Tracer-determined whole-body glucose production (Ra) and utilization (Rd) were measured using a primed, constant infusion of [3-3H]glucose. Because of the underestimation of tracer-determined glucose production seen during a fall in arterial glucose specific activity when the Steele equation is used (15), we chose to use a two-compartment model for data analysis. Data calculation was carried out using the two-compartment model described by Mari (16) and canine parameters reported by Dobbins et al. (17).

For calculation of unidirectional hepatic glucose uptake (HGU), the net [3H]glucose uptake was divided by the arterial [3H]glucose specific activity. The above calculation is based on the assumption that intrahepatic uptake of glucose occurs before glucose production, so as not to dilute the plasma glucose specific activity. Even if this assumption is not correct, the drop in specific activity across the liver is very small; thus, the assumption is of little consequence.

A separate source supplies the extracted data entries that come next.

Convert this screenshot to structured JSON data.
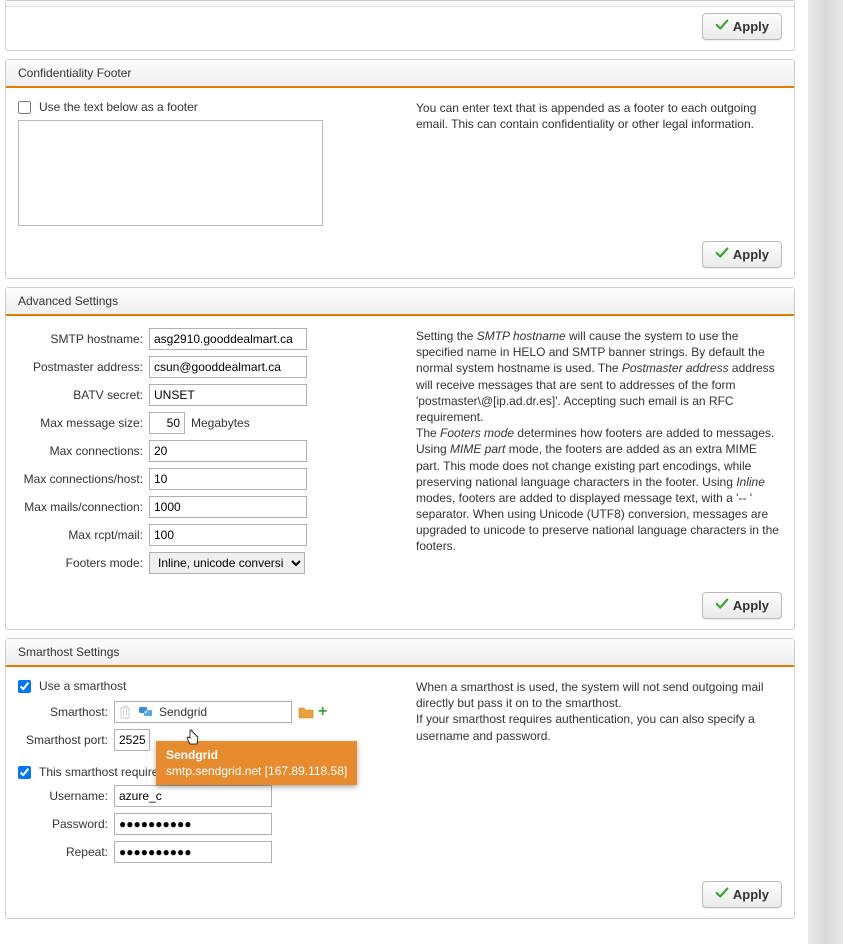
{
  "buttons": {
    "apply": "Apply"
  },
  "top_panel": {
    "apply": "Apply"
  },
  "confidentiality": {
    "title": "Confidentiality Footer",
    "use_footer_label": "Use the text below as a footer",
    "use_footer_checked": false,
    "footer_text": "",
    "help": "You can enter text that is appended as a footer to each outgoing email. This can contain confidentiality or other legal information."
  },
  "advanced": {
    "title": "Advanced Settings",
    "labels": {
      "smtp_hostname": "SMTP hostname:",
      "postmaster": "Postmaster address:",
      "batv": "BATV secret:",
      "max_msg_size": "Max message size:",
      "megabytes": "Megabytes",
      "max_conn": "Max connections:",
      "max_conn_host": "Max connections/host:",
      "max_mails_conn": "Max mails/connection:",
      "max_rcpt": "Max rcpt/mail:",
      "footers_mode": "Footers mode:"
    },
    "values": {
      "smtp_hostname": "asg2910.gooddealmart.ca",
      "postmaster": "csun@gooddealmart.ca",
      "batv": "UNSET",
      "max_msg_size": "50",
      "max_conn": "20",
      "max_conn_host": "10",
      "max_mails_conn": "1000",
      "max_rcpt": "100",
      "footers_mode": "Inline, unicode conversion"
    },
    "help": {
      "p1a": "Setting the ",
      "smtp_hostname_i": "SMTP hostname",
      "p1b": " will cause the system to use the specified name in HELO and SMTP banner strings. By default the normal system hostname is used. The ",
      "postmaster_i": "Postmaster address",
      "p1c": " address will receive messages that are sent to addresses of the form 'postmaster\\@[ip.ad.dr.es]'. Accepting such email is an RFC requirement.",
      "p2a": "The ",
      "footers_mode_i": "Footers mode",
      "p2b": " determines how footers are added to messages. Using ",
      "mime_i": "MIME part",
      "p2c": " mode, the footers are added as an extra MIME part. This mode does not change existing part encodings, while preserving national language characters in the footer. Using ",
      "inline_i": "Inline",
      "p2d": " modes, footers are added to displayed message text, with a '-- ' separator. When using Unicode (UTF8) conversion, messages are upgraded to unicode to preserve national language characters in the footers."
    }
  },
  "smarthost": {
    "title": "Smarthost Settings",
    "use_smarthost_label": "Use a smarthost",
    "use_smarthost_checked": true,
    "smarthost_label": "Smarthost:",
    "smarthost_value": "Sendgrid",
    "port_label": "Smarthost port:",
    "port_value": "2525",
    "auth_label": "This smarthost requires authentication",
    "auth_checked": true,
    "username_label": "Username:",
    "username_value": "azure_c",
    "password_label": "Password:",
    "password_value": "●●●●●●●●●●",
    "repeat_label": "Repeat:",
    "repeat_value": "●●●●●●●●●●",
    "help": {
      "l1": "When a smarthost is used, the system will not send outgoing mail directly but pass it on to the smarthost.",
      "l2": "If your smarthost requires authentication, you can also specify a username and password."
    },
    "tooltip": {
      "title": "Sendgrid",
      "detail": "smtp.sendgrid.net [167.89.118.58]"
    }
  }
}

Unidirectional hepatic glucose release (HGR) was determined using the formula: HGR = HGU + NHGO.

### Gluconeogenic and glycogenolytic methods and calculations.

Gluconeogenesis, as classically defined, is the synthesis of glucose from noncarbohydrate precursors. However, not all carbon produced from flux through the gluconeogenic pathway (i.e., PEP to G6P) is released as glucose; therefore, separate estimates of gluconeogenesis, which is the rate of noncarbohydrate-derived glucose release into the blood, and gluconeogenic flux, which is the rate of carbon flux from PEP to G6P, can be made. Likewise, the glycogenolytic contribution to glucose release can be estimated separately from the net hepatic glycogenolytic contribution to G6P and from glycogen degradation, which is the rate of carbon flux from glycogen to G6P, excluding cycling of carbon between G6P and glycogen. Additionally, glycogen synthesis, which is the rate of carbon flux from G6P to glycogen, excluding glycogen cycling, can be estimated.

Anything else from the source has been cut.